Reference | Usage parameters for SQL databases#

As an example of how the “Allow managed datasets” usage parameters varies based on connection type, let’s look at the usage parameters for a PostgreSQL connection.

Naming rules for new datasets and folders#

You can define a schema with the option to allow schema override. You can apply the same prefix and suffix mechanism as for metastore table names.

Read only data lake example#

The following diagram depicts an example of a strategy with a read-only data lake and a dedicated DSS bucket for managed datasets.

This basic example demonstrates how connections can be separated to answer security or governance concerns. In this example, two connections are created inside DSS.

Connection A refers to DSS connection defined to interact with a cloud storage used as a reference data lake inside the company. This storage won’t be editable by DSS.
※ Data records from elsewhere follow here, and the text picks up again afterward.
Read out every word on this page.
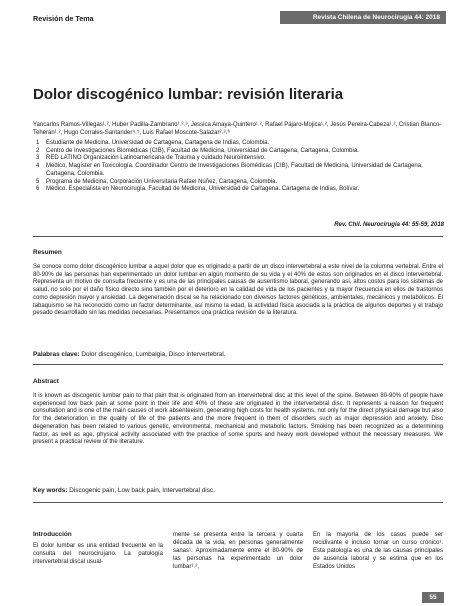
Revisión de Tema	Revista Chilena de Neurocirugía 44: 2018
Dolor discogénico lumbar: revisión literaria
Yancarlos Ramos-Villegas¹˒², Huber Padilla-Zambrano¹˒²˒³, Jessica Amaya-Quintero¹˒², Rafael Pájaro-Mojica¹˒², Jesús Pereira-Cabeza¹˒², Cristian Blanco-Teherán¹˒², Hugo Corrales-Santander⁴˒⁵, Luis Rafael Moscote-Salazar²˒³˒⁶
1	Estudiante de Medicina. Universidad de Cartagena, Cartagena de Indias, Colombia.
2	Centro de Investigaciones Biomédicas (CIB), Facultad de Medicina, Universidad de Cartagena, Cartagena, Colombia.
3	RED LATINO Organización Latinoamericana de Trauma y cuidado Neurointensivo.
4	Médico, Magíster en Toxicología. Coordinador Centro de Investigaciones Biomédicas (CIB), Facultad de Medicina, Universidad de Cartagena, Cartagena, Colombia.
5	Programa de Medicina, Corporación Universitaria Rafael Núñez, Cartagena, Colombia.
6	Médico. Especialista en Neurocirugía. Facultad de Medicina, Universidad de Cartagena. Cartagena de Indias, Bolívar.
Rev. Chil. Neurocirugía 44: 55-59, 2018
Resumen

Se conoce como dolor discogénico lumbar a aquel dolor que es originado a partir de un disco intervertebral a este nivel de la columna vertebral. Entre el 80-90% de las personas han experimentado un dolor lumbar en algún momento de su vida y el 40% de estos son originados en el disco intervertebral. Representa un motivo de consulta frecuente y es una de las principales causas de ausentismo laboral, generando así, altos costos para los sistemas de salud, no solo por el daño físico directo sino también por el deterioro en la calidad de vida de los pacientes y la mayor frecuencia en ellos de trastornos como depresión mayor y ansiedad. La degeneración discal se ha relacionado con diversos factores genéticos, ambientales, mecánicos y metabólicos. El tabaquismo se ha reconocido como un factor determinante, así mismo la edad, la actividad física asociada a la práctica de algunos deportes y el trabajo pesado desarrollado sin las medidas necesarias. Presentamos una práctica revisión de la literatura.

Palabras clave: Dolor discogénico, Lumbalgia, Disco intervertebral.
Abstract

It is known as discogenic lumbar pain to that pain that is originated from an intervertebral disc at this level of the spine. Between 80-90% of people have experienced low back pain at some point in their life and 40% of these are originated in the intervertebral disc. It represents a reason for frequent consultation and is one of the main causes of work absenteeism, generating high costs for health systems, not only for the direct physical damage but also for the deterioration in the quality of life of the patients and the more frequent in them of disorders such as major depression and anxiety. Disc degeneration has been related to various genetic, environmental, mechanical and metabolic factors. Smoking has been recognized as a determining factor, as well as age, physical activity associated with the practice of some sports and heavy work developed without the necessary measures. We present a practical review of the literature.

Key words: Discogenic pain, Low back pain, Intervertebral disc.
Introducción
El dolor lumbar es una entidad frecuente en la consulta del neurocirujano. La patología intervertebral discal usual-
mente se presenta entre la tercera y cuarta década de la vida, en personas generalmente sanas¹. Aproximadamente entre el 80-90% de las personas ha experimentado un dolor lumbar¹˒²,
En la mayoría de los casos puede ser recidivante e incluso tornar un curso crónico¹. Esta patología es una de las causas principales de ausencia laboral y se estima que en los Estados Unidos
55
Connection B refers to a storage zone in which DSS (through the Service Account defined in both connections) will be able to write its managed datasets.

Service Account Configuration

When creating the Service Account it will be attached to policies allowing a set of actions:

Read access on the data lake storage (and the metastore if needed).
Read/Write access on the dedicated DSS storage so that managed datasets can be created and managed (deletion, metadata update…).

Connections Configuration

Both connections will be created using the same service account for interactions. Each will point to the relevant object storage.

The connection used for managed datasets will be configured with the following:

Allow write activated
Allow managed datasets activated
Some optional extra configuration specific to the managed datasets (Path, prefix, metastore…)

The connection used to reach the data lake will be configured with the following:

Allow write deactivated
Allow managed datasets deactivated

This connection won’t be available when selecting an output zone inside the flow.